Jedes Jahr das Gleiche: Es ist Mitte Februar und plötzlich schieben mir die Werbealgorithmen der sozialen Medien – erst langsam, dann immer aggressiver werdend – Werbung für sexy Unterwäsche, „romantische“ Hotels und dergleichen in die Timeline, um mich zu erinnern: bald ist Valentinstag. Und das bedeutet: Männer sollen ihrer Partnerin Blumen, Pralinen und Schmuck kaufen und Frauen sollen sich mal wieder einen heißen Fummel anziehen, damit man sich mal wieder libidinösen Genüssen hingeben kann. Danach oder davor geht es dann ins überfüllte Restaurant (jedenfalls war das vor Corona so), um sich zwischen gefühlt tausend anderen Pärchen bei Kerzenschein und Blumendekor ein überteuertes „Valentinstagsmenü“ reinzukegeln. Ein Zwischenruf von unserer Gastautorin M. Chevaux.
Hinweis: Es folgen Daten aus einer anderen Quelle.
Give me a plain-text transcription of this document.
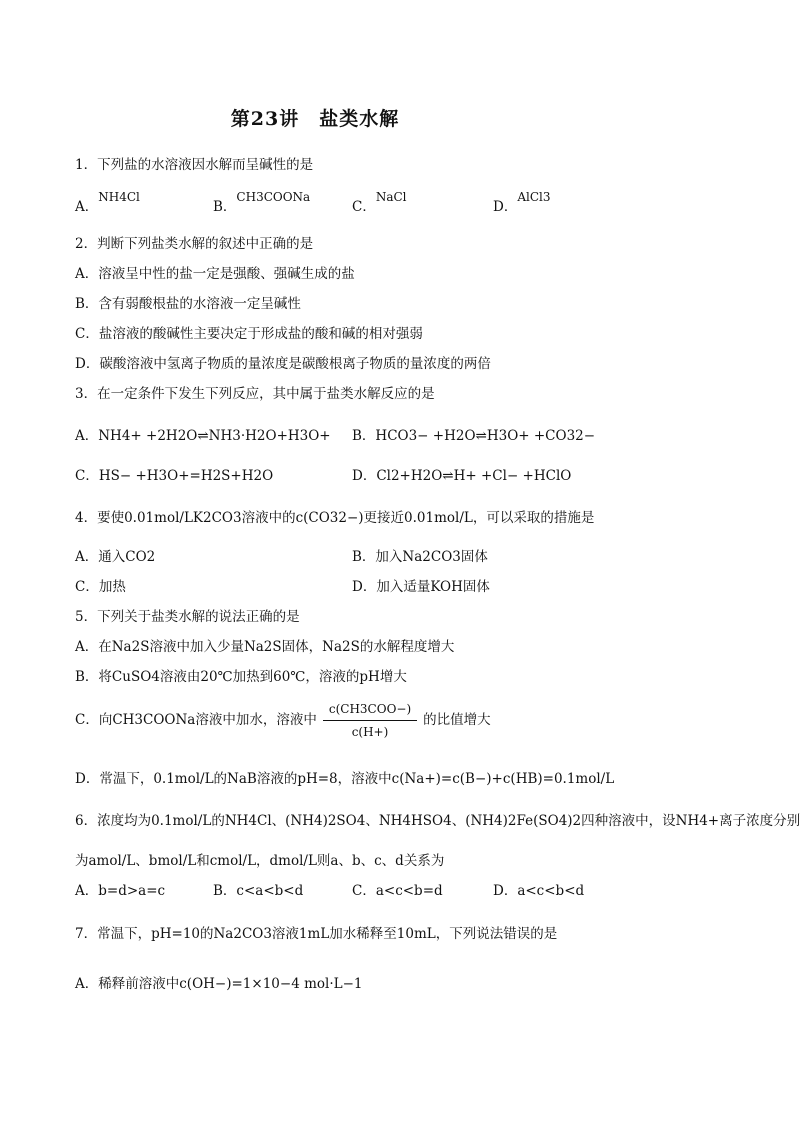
第23讲　盐类水解
1．下列盐的水溶液因水解而呈碱性的是
A．NH4Cl
B．CH3COONa
C．NaCl
D．AlCl3
2．判断下列盐类水解的叙述中正确的是
A．溶液呈中性的盐一定是强酸、强碱生成的盐
B．含有弱酸根盐的水溶液一定呈碱性
C．盐溶液的酸碱性主要决定于形成盐的酸和碱的相对强弱
D．碳酸溶液中氢离子物质的量浓度是碳酸根离子物质的量浓度的两倍
3．在一定条件下发生下列反应，其中属于盐类水解反应的是
A．NH4+ +2H2O⇌NH3·H2O+H3O+ B．HCO3− +H2O⇌H3O+ +CO32−
C．HS− +H3O+=H2S+H2O	D．Cl2+H2O⇌H+ +Cl− +HClO
4．要使0.01mol/LK2CO3溶液中的c(CO32−)更接近0.01mol/L，可以采取的措施是
A．通入CO2	B．加入Na2CO3固体
C．加热	D．加入适量KOH固体
5．下列关于盐类水解的说法正确的是
A．在Na2S溶液中加入少量Na2S固体，Na2S的水解程度增大
B．将CuSO4溶液由20℃加热到60℃，溶液的pH增大
C．向CH3COONa溶液中加水，溶液中 $\frac{\text{c(CH3COO−)}}{c(H+)}$ 的比值增大
D．常温下，0.1mol/L的NaB溶液的pH=8，溶液中c(Na+)=c(B−)+c(HB)=0.1mol/L
6．浓度均为0.1mol/L的NH4Cl、(NH4)2SO4、NH4HSO4、(NH4)2Fe(SO4)2四种溶液中，设NH4+离子浓度分别
为amol/L、bmol/L和cmol/L，dmol/L则a、b、c、d关系为
A．b=d>a=c	B．c<a<b<d	C．a<c<b=d	D．a<c<b<d
7．常温下，pH=10的Na2CO3溶液1mL加水稀释至10mL，下列说法错误的是
A．稀释前溶液中c(OH−)=1×10−4 mol·L−1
Romantisch? Beim besten Willen wirklich nicht! Es ist mir wohl kaum mehr zuwider, als der Gedanke, wegen eines bestimmten Datums im Kalender ein regelrechtes Pflichtprogramm mit meinem Partner durchzuexerzieren, das sich jeder Spontanität entbehrt. Die verwaltete Welt schlägt zu: Am 14.02. jeden Jahres hat man sich zu beschenken, nette Sachen zu sagen und miteinander zu schlafen. Ist so. Und ganz nebenbei wird auch noch die Wirtschaft™ angekurbelt.
Man möge mich nicht falsch verstehen, ich lehne den Valentinstag nicht ab, weil er von den dummenoberflächlichenbösenwurzellosen Amis nach `schland schwappte oder weil ich aus pubertärer Edgyness an diesem Tag Horrorfilme schaue, Black Metal höre oder vermeintliche Misanthropie zur Schau stellen möchte, sondern einfach, weil ich mir nicht diktieren lassen möchte, wann ich mit meinem Partner eine schöne Zeit zu erleben habe.
„Liebe erwächst in Spontanität“ – klingt nach Kalenderspruch, findet sich aber auch bei verschiedenen Denkern aus Soziologie, Philosophie und dergleichen. Ist denn Romantik nicht eher, dem Partner die Süßigkeiten aus dem Supermarkt mitzubringen, die er am meisten mag? Aus einem schnellen Frühstück ein aufwendiges zu machen, weil einem gerade danach ist? Gemeinsam im Zimmer zu sitzen und jeweils an etwas anderem zu arbeiten und sich währenddessen durch nette kleine Gespräche aufzuheitern? Oder statt der Arbeit lieber gemeinsam einen Spaziergang zu machen? Gemeinsam schweigen zu können und das Gefühl zu haben, sich stets aufeinander verlassen zu können? Diese und viele weitere Kleinigkeiten haben im Gegensatz zu dem geregelten Valentinstagskomplettprogramm den Vorteil, dass man sie ganzjährig erleben kann. Sie kosten auch noch wenig, allerdings haben sie den Nachteil, dass sich solch eine Beziehung eben nicht durch Konsum erwerben lässt – weder durch Pralinen, noch durch den sexy Fummel aus der nächstgelegenen Filiale einer Lingeriekette.
Ich nehme gleichwohl Pralinen, Blumen, Schmuck und ein nettes Essen gern an – spontan, einfach so oder wenigstens zum Jahrestag der Beziehung/Freundschaft plus/Wasauchimmer oder dem Tag, an dem man sich zum ersten Mal geküsst hat oder gemeinsam verballert nach der Afterhour nach Hause gegangen ist.